Evet gördüğünüz gibi bu sempozyumda İslamcılık merkezli birçok konu çok sayıdaki ehil/uzman kişiler tarafından ele alınıyor.
Ama ben bundan biraz tedirginim. Çünkü hala geçtiğimiz Temmuz, Ağustos aylarında yaşadığımız İslamcılık öldü, ölmedi tartışmaları esnasında yazdığım 'Siz Bahattin Yıldız'ın Ellerini Görmüş müydünüz' başlıklı yazımda söylediklerimi bugün de aynı şekilde tekrarlıyorum. O yazımda altını çizmeye çalıştığım hususlardan hareketle tedirginliğimin öncelikli iki sebebini ileteyim:
-İslam ve Müslüman adı taşınabilecek adların en güzeli olduğu halde, kimi Müslümanların diğerlerine göre ahlakın, adaletin, siyasetin, ekonominin ve gündelik hayatın ibadetleri kolaylaştıracak şekilde tanziminde daha fazla sorumluluk üstlenmelerinden, bu konuda aktif bir faaliyeti bizzat yürütmelerinden kaynaklanan farkını vurgulamak için kullandığımız bir terimdir İslamcılık. Ne Din içinde ayrı bir oluşum ne de Din'den kotarılmış bir ideoloji değildir. İslamcının derdi sadece İslam ve Müslümandır.

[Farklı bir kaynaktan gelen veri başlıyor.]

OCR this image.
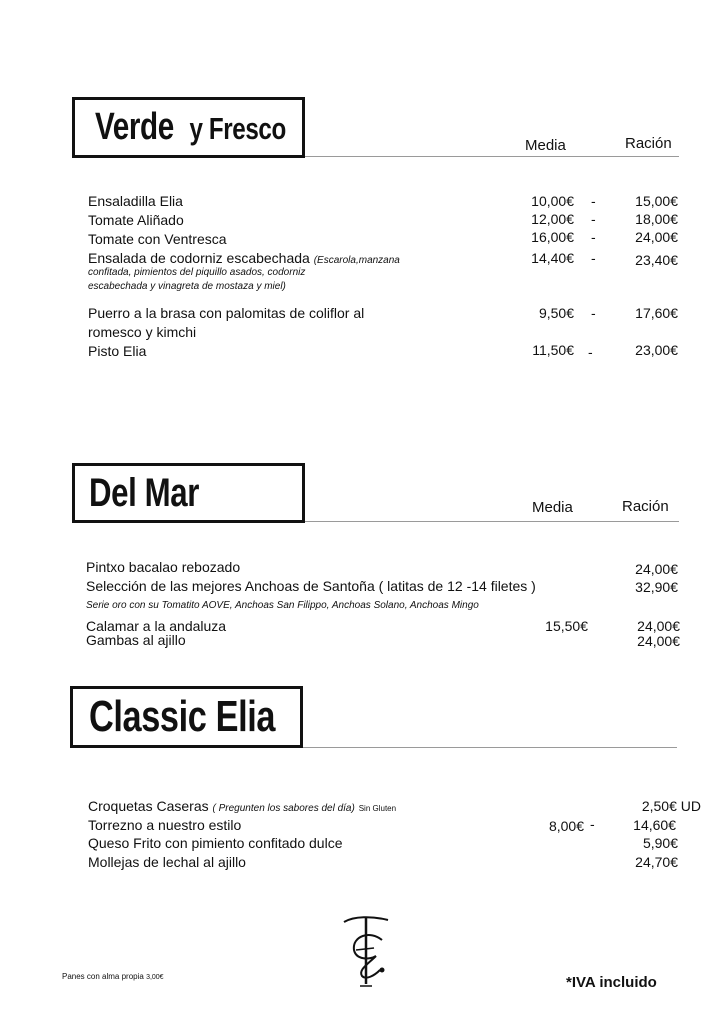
Verde y Fresco	Media	Ración
Ensaladilla Elia	10,00€ -	15,00€
Tomate Aliñado	12,00€ -	18,00€
Tomate con Ventresca	16,00€ -	24,00€
Ensalada de codorniz escabechada (Escarola,manzana
confitada, pimientos del piquillo asados, codorniz
escabechada y vinagreta de mostaza y miel)
14,40€ -	23,40€
Puerro a la brasa con palomitas de coliflor al
romesco y kimchi
9,50€ -	17,60€
Pisto Elia	11,50€ -	23,00€
Del Mar	Media	Ración
Pintxo bacalao rebozado	24,00€
Selección de las mejores Anchoas de Santoña ( latitas de 12 -14 filetes )	32,90€
Serie oro con su Tomatito AOVE, Anchoas San Filippo, Anchoas Solano, Anchoas Mingo
Calamar a la andaluza	15,50€	24,00€
Gambas al ajillo	24,00€
Classic Elia
Croquetas Caseras ( Pregunten los sabores del día) Sin Gluten	2,50€ UD
Torrezno a nuestro estilo	8,00€ -	14,60€
Queso Frito con pimiento confitado dulce	5,90€
Mollejas de lechal al ajillo	24,70€
Panes con alma propia 3,00€	*IVA incluido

Bu manada sahih bir itirazın, Dini düşüncede tecdidin adlarıyla bütünleştiği insanlar İslamcı olmak için İslamcılık yapmadılar.
Bu devirse göstererek işaretlemenin yapıldığı, bir farkı belirtmek için eyleminin niteliğinden çok şahsın kendisinin öne çıkarıldığı bir devirdir.
Bu sempozyumda muhtemeldir ki, belirttiğim bağlamda kimi isimler asıl niyet ve gayretlerinin dışına düşürülerek ele alınabileceği gibi, İslamcılığı taşıyan sessiz çoğunluk ise bahis dışı kalabilecektir.
-Namık Kemal'le başlatılabilen son dönem İslamcılığı Batıcılık, Milliyetçilik, Osmanlıcılık, Muhafazkarlık ve Sağcılık'la eş-zamanlı bir oluşum olarak görüldüğünden, onlarla birlikte ele alınırken var oluş şartları onların varlığıyla eşitlenecek, bu da onun bir ideolojiye indirgenerek sosyolojik bir incelemenin nesnesine dönüşmesi sonucunu beraberinde getirecektir. Oysa ki İslamcılık dün tarihin, bugünse sosyolojinin kuşatamayacağı kadar dinamik ve sürekli bir harekettir.
Bu iki husus sempozyumla ilgili tedirginliğimin iki önemli sebebidir.
Görelim Mevla neyler, neylerse güzel eyler.